Au sortir d’une réunion avec son prédécesseur Manuel Valls lundi matin, le ministre de l’intérieur Bernard Cazeneuve s’était dit « absolument très défavorable à ce qui peut, sans améliorer les droits de la défense, alourdir les procédures ». La ministre de la justice Christiane Taubira a, elle, appelé lundi les députés à attendre les résultats (en juin) d'une mission sur une réforme de la procédure pénale qu'elle a confiée en février au magistrat Jacques Beaume.

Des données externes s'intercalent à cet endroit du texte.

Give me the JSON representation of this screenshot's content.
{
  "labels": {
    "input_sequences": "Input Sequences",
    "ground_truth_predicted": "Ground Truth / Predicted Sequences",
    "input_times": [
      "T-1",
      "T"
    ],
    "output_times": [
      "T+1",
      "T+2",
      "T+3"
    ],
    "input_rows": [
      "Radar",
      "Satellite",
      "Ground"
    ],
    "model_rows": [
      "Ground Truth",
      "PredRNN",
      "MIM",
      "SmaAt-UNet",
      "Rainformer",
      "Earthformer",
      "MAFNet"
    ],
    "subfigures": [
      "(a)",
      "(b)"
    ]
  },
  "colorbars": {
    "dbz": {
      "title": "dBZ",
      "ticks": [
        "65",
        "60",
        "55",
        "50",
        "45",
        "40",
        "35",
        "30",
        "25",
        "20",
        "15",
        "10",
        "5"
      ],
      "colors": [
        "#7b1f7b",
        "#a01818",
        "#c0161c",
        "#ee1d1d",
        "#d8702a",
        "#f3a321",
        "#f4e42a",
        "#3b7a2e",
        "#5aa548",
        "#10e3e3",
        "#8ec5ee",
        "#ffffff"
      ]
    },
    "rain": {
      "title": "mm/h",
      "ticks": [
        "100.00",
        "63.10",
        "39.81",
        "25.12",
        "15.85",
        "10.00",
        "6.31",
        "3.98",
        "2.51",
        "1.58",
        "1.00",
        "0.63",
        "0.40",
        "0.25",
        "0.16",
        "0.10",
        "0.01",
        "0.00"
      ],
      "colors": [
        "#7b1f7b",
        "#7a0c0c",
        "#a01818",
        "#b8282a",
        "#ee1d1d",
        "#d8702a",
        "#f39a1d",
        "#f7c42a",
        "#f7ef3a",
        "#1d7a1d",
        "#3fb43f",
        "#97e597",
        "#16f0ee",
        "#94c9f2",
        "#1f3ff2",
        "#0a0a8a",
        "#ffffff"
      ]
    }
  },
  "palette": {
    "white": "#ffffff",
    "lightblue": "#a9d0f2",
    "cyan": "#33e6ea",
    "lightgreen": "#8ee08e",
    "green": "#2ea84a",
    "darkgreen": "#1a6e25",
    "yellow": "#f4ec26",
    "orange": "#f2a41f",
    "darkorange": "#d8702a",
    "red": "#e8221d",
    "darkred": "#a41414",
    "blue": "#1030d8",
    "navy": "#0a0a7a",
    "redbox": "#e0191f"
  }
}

Depuis la réforme de 2011, toute personne gardée à vue en France doit se voir notifier son droit au silence et à pouvoir être assistée d'un avocat pendant les auditions. Mais cet avocat ne peut consulter que le procès-verbal de notification de la garde à vue, le procès-verbal d’audition du gardé à vue et le certificat médical (sans en avoir copie). Un accès insuffisant pour assurer les droits de la défense en garde à vue selon le député écologiste Sergio Coronado.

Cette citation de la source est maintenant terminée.